É tão vulnerável ao excesso de construção, à divisão em parcelas, ao esquartejamento excessivo e despojado do seu poder, como qualquer paisagem. A mulher mais selvagem não será facilmente influenciada por esquemas de renovação. Para ela, as questões não se colocam quanto à forma, mas sim como se sentem. Os peitos, com todas as formas que assumem, têm a função de sentir e amamentar. Estão a amamentar? Estão a sentir? São bons peitos.
As ancas são largas por uma razão: encerram um espaço ebúrneo onde irá ter lugar o nascimento de uma nova vida.

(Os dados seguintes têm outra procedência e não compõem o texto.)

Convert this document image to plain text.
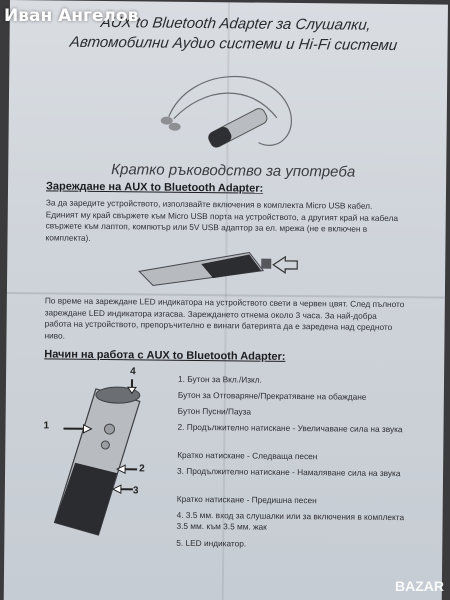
AUX to Bluetooth Adapter за Слушалки,
Автомобилни Аудио системи и Hi-Fi системи
Кратко ръководство за употреба
Зареждане на AUX to Bluetooth Adapter:
За да заредите устройството, използвайте включения в комплекта Micro USB кабел. Единият му край свържете към Micro USB порта на устройството, а другият край на кабела свържете към лаптоп, компютър или 5V USB адаптор за ел. мрежа (не е включен в комплекта).
По време на зареждане LED индикатора на устройството свети в червен цвят. След пълното зареждане LED индикатора изгасва. Зареждането отнема около 3 часа. За най-добра работа на устройството, препоръчително е винаги батерията да е заредена над средното ниво.
Начин на работа с AUX to Bluetooth Adapter:
1
2
3
4
1. Бутон за Вкл./Изкл.
Бутон за Отговаряне/Прекратяване на обаждане
Бутон Пусни/Пауза
2. Продължително натискане - Увеличаване сила на звука
Кратко натискане - Следваща песен
3. Продължително натискане - Намаляване сила на звука
Кратко натискане - Предишна песен
4. 3.5 мм. вход за слушалки или за включения в комплекта 3.5 мм. към 3.5 мм. жак
5. LED индикатор.
Иван Ангелов
BAZAR
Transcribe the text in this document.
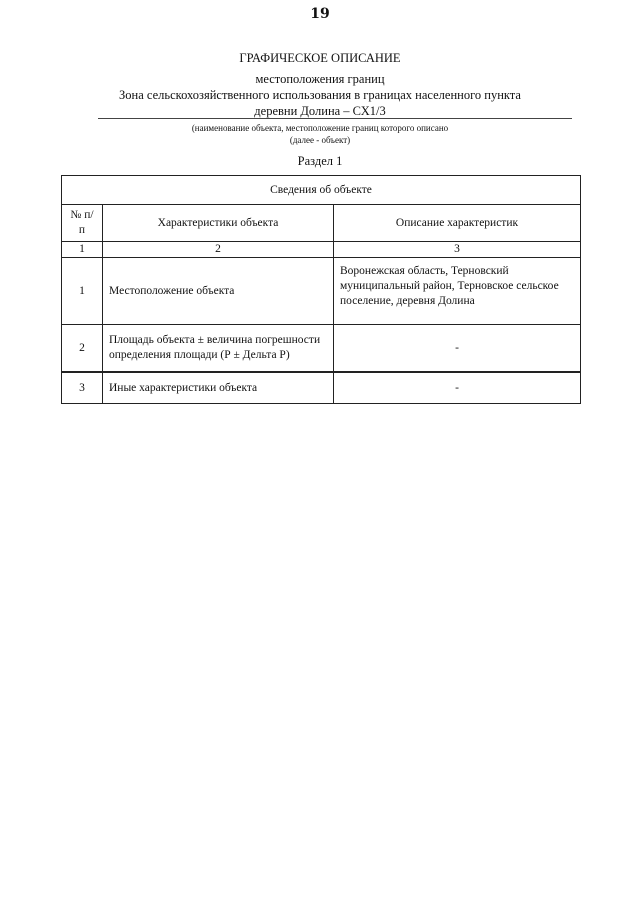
19
ГРАФИЧЕСКОЕ ОПИСАНИЕ
местоположения границ
Зона сельскохозяйственного использования в границах населенного пункта
деревни Долина – СХ1/3
(наименование объекта, местоположение границ которого описано
(далее - объект)
Раздел 1
Сведения об объекте		
№ п/п	Характеристики объекта	Описание характеристик
1	2	3
1	Местоположение объекта	Воронежская область, Терновский муниципальный район, Терновское сельское поселение, деревня Долина
2	Площадь объекта ± величина погрешности определения площади (Р ± Дельта Р)	-
3	Иные характеристики объекта	-
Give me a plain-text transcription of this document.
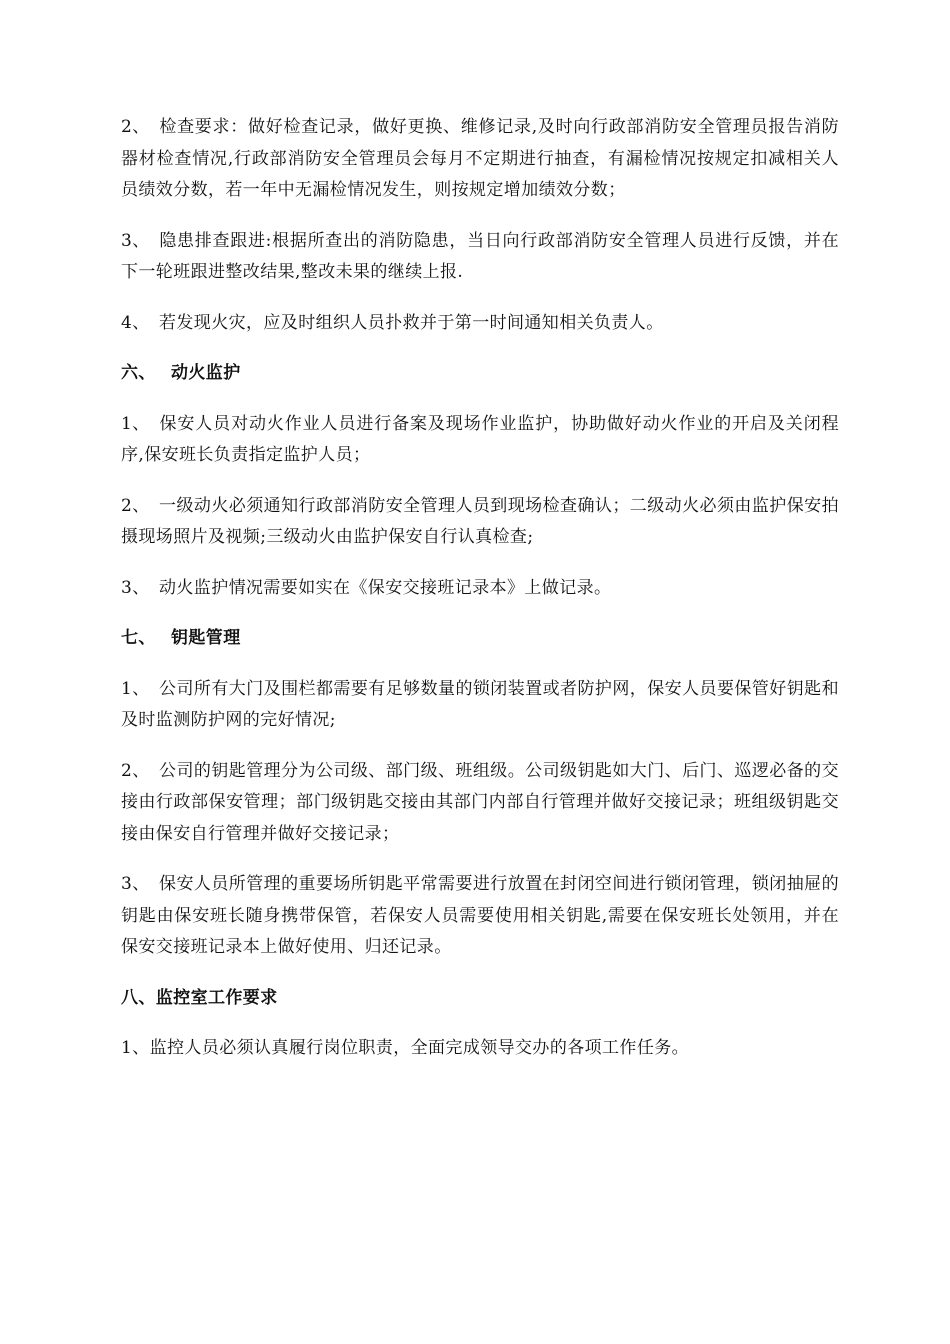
2、 检查要求：做好检查记录，做好更换、维修记录,及时向行政部消防安全管理员报告消防器材检查情况,行政部消防安全管理员会每月不定期进行抽查，有漏检情况按规定扣减相关人员绩效分数，若一年中无漏检情况发生，则按规定增加绩效分数；

3、 隐患排查跟进:根据所查出的消防隐患，当日向行政部消防安全管理人员进行反馈，并在下一轮班跟进整改结果,整改未果的继续上报.

4、 若发现火灾，应及时组织人员扑救并于第一时间通知相关负责人。

六、 动火监护

1、 保安人员对动火作业人员进行备案及现场作业监护，协助做好动火作业的开启及关闭程序,保安班长负责指定监护人员；

2、 一级动火必须通知行政部消防安全管理人员到现场检查确认；二级动火必须由监护保安拍摄现场照片及视频;三级动火由监护保安自行认真检查;

3、 动火监护情况需要如实在《保安交接班记录本》上做记录。

七、 钥匙管理

1、 公司所有大门及围栏都需要有足够数量的锁闭装置或者防护网，保安人员要保管好钥匙和及时监测防护网的完好情况;

2、 公司的钥匙管理分为公司级、部门级、班组级。公司级钥匙如大门、后门、巡逻必备的交接由行政部保安管理；部门级钥匙交接由其部门内部自行管理并做好交接记录；班组级钥匙交接由保安自行管理并做好交接记录；

3、 保安人员所管理的重要场所钥匙平常需要进行放置在封闭空间进行锁闭管理，锁闭抽屉的钥匙由保安班长随身携带保管，若保安人员需要使用相关钥匙,需要在保安班长处领用，并在保安交接班记录本上做好使用、归还记录。

八、监控室工作要求

1、监控人员必须认真履行岗位职责，全面完成领导交办的各项工作任务。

As ancas de uma mulher são os alicerces da parte superior e inferior do seu corpo; são portões, são uma almofada sumptuosa, são os apoios das mãos no acto de fazer amor, servem para as crianças se esconderem. As pernas servem para nos levar, às vezes para nos dar impulso, são elas que carregam o nosso peso e nos ajudam a levantarmo-nos, formam a cerca, o laço para envolver o amante. Não podem demais nem de menos. São o que são.
Nos corpos não há ‘o que devia ser’. A questão não é o tamanho, nem a forma, nem os anos, ou mesmo ter dois elementos de cada, pois com algumas pessoas isso não acontece. A questão que interessa é: este corpo sente, tem ligação ao prazer, ao coração, à alma, ao que é natural? Sente felicidade e alegria? Consegue, à sua maneira, mover-se, dançar, balançar-se, empurrar? Nada mais interessa.”